As for the question of what we make, it's high reliability logging tools for drilling oil wells. This involves everything from power generation to FPGAs to RF equipment. Most everything is low power, but we do have a few high current/high voltage modules. Our tools are low volume, high value products. Generally, each tool shipment (5 to 10 tools) is customized for the designated customer.
As for the 10 percent, given the general nature of the conversation, I'm leaning toward it being a number he pulled out of his rear. He's not exactly the type of person to calculate stuff like that unless absolutely necessary. As a matter of fact, I'm certain that he would not have as he only works with ideal values. We ran into a problem with this years ago when trouble shooting an RF output stage. Out of 6 engineering samples, only two would work correctly. After weeks of him digging, his boss finally took it over. I was not privy to the exact solution, but it boiled down to the gate threshold voltage being too varied from chip to chip.

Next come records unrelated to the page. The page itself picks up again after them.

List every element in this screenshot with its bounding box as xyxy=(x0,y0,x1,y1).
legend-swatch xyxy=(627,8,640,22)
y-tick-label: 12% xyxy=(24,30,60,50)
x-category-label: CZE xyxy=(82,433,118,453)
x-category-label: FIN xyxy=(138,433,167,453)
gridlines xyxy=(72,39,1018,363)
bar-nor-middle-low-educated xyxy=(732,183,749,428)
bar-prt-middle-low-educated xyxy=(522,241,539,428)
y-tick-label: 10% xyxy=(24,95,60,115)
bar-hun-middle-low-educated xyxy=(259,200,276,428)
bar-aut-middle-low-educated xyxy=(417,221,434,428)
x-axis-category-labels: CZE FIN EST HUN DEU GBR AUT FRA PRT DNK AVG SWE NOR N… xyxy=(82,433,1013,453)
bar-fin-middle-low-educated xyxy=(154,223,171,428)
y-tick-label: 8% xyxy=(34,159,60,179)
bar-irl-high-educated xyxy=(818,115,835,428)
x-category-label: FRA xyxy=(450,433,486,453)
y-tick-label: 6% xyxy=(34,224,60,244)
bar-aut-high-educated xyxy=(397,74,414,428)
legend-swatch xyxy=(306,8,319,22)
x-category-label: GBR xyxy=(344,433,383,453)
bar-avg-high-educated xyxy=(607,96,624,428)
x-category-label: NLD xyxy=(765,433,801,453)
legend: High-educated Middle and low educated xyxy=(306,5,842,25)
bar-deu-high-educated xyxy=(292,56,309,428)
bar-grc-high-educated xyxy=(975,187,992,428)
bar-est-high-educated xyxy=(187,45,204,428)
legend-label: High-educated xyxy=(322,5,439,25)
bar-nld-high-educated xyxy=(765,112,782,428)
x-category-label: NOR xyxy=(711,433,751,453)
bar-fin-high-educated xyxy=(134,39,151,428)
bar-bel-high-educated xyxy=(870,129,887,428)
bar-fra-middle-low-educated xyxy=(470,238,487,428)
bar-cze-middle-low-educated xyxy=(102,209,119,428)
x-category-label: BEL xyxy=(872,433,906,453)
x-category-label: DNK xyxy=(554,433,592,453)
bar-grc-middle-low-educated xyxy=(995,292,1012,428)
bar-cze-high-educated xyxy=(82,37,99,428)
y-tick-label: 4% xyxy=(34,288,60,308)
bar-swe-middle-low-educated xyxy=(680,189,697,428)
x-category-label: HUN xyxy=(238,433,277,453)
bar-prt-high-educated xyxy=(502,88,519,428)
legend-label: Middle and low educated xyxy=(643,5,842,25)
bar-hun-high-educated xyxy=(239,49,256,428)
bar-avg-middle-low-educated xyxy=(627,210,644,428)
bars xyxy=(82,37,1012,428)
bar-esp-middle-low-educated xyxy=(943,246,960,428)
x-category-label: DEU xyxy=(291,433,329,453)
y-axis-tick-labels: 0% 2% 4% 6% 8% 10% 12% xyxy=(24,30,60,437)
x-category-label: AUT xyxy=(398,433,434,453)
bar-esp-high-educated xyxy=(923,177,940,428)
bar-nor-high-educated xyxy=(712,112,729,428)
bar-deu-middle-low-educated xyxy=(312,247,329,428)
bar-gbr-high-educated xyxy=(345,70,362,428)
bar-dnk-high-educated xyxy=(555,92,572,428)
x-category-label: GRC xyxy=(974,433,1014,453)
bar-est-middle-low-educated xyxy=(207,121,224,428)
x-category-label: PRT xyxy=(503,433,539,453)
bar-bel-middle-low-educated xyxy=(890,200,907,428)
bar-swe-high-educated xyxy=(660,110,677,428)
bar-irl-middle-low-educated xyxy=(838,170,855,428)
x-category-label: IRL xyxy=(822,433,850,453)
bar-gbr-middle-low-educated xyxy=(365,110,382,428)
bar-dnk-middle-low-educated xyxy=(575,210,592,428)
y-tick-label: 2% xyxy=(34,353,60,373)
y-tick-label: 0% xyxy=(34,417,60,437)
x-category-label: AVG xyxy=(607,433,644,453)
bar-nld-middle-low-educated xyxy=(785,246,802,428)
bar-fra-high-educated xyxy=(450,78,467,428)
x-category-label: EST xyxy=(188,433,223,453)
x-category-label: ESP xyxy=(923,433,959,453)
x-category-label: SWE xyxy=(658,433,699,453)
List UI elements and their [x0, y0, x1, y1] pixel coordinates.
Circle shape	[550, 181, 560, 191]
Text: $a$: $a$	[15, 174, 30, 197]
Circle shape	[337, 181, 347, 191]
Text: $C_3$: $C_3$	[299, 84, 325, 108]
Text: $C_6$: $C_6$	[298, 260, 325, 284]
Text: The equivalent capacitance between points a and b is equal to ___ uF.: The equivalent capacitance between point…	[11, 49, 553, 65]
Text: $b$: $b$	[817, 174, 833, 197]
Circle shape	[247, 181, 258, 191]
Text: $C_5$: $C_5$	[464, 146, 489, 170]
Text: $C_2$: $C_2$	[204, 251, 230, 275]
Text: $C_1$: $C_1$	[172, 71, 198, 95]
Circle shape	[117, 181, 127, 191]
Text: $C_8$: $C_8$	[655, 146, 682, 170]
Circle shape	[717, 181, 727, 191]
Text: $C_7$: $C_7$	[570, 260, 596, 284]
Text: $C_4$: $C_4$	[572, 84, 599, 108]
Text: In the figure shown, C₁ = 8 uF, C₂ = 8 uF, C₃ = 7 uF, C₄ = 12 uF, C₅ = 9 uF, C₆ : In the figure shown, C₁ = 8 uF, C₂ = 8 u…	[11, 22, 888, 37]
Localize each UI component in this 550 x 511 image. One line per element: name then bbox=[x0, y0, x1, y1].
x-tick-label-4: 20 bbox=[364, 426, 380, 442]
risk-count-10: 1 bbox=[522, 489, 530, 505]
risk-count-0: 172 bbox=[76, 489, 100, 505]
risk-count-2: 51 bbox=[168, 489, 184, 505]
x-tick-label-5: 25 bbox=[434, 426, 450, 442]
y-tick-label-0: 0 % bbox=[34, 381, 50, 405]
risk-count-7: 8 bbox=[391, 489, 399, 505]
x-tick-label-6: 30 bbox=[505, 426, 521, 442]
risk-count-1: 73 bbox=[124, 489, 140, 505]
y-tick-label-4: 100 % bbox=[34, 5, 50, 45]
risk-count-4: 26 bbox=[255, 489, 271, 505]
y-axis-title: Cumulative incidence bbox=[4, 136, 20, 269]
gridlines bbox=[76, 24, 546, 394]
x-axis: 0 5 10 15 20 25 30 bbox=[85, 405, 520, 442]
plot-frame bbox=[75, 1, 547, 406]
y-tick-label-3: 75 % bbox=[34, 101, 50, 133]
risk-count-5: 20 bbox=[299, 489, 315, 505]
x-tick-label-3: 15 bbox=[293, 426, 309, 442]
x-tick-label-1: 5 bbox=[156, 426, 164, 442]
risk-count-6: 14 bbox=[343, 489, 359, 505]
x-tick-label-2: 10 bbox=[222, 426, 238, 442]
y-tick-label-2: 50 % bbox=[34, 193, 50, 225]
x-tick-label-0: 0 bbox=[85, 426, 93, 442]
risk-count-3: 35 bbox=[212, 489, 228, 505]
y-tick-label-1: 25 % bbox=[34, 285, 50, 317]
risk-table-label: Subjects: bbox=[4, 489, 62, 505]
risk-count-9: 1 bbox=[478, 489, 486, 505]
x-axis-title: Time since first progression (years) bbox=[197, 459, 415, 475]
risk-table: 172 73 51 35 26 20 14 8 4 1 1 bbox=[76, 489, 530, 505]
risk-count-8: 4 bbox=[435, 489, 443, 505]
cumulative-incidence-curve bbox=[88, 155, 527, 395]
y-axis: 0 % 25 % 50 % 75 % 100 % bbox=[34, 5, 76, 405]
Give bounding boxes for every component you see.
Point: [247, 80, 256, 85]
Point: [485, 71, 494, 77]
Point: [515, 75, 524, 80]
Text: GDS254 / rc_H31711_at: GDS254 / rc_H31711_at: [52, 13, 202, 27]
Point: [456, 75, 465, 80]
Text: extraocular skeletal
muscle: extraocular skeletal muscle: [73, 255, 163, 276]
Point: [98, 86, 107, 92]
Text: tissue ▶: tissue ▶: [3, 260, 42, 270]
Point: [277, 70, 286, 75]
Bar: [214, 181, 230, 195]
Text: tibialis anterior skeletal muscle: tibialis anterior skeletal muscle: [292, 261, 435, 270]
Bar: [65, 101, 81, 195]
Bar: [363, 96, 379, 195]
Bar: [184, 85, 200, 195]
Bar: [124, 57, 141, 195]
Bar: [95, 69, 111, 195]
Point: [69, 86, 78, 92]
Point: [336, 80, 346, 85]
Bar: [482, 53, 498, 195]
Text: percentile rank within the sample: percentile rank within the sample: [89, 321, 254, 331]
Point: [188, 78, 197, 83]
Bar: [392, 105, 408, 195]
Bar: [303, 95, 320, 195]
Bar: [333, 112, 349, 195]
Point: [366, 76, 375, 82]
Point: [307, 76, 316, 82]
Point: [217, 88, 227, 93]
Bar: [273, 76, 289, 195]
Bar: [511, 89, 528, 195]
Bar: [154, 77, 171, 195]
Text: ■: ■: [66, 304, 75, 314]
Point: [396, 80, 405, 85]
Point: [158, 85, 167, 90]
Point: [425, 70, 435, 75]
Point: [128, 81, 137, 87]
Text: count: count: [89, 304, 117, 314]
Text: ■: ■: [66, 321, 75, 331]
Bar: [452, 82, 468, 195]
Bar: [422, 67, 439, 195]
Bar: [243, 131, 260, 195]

Your 10% error if applied to RF Amplifiers would be less than 1dB,whether you measured power or voltage! ;D
I'm a little dubious about the "explanation".
RF PAs are a lot more "clunky" than that, & often need the bias, etc to be individually set for each power device.
All that said, it is easy to get caught when thinking in dB.
We had some UHF transmitters made in the dear old PRC.
They obtained the required 1kW output by paralleling up two LDMOS amplifiers on one board, then again paralleling two boards, & in turn paralleling that pair of boards with another pair.
Each step required a combiner with an unbalance load.
The complete device had a power sensor at the output which controlled the overall drive to the amp, so as to keep the output constant.
The "rent an Engineers" they pulled off the street didn't know that the individual amplifiers needed to have matched gains at the frequency in use, & just "slapped "em together"
All this might have been OK, if they had used sufficiently rated resistors for the "unbalance loads"---but they didn't.
Unbalanced gains on one board cooked the load & killed both devices on that board.
The power control immediately increased the drive, so the unbalance load for that pair of boards died, & so on.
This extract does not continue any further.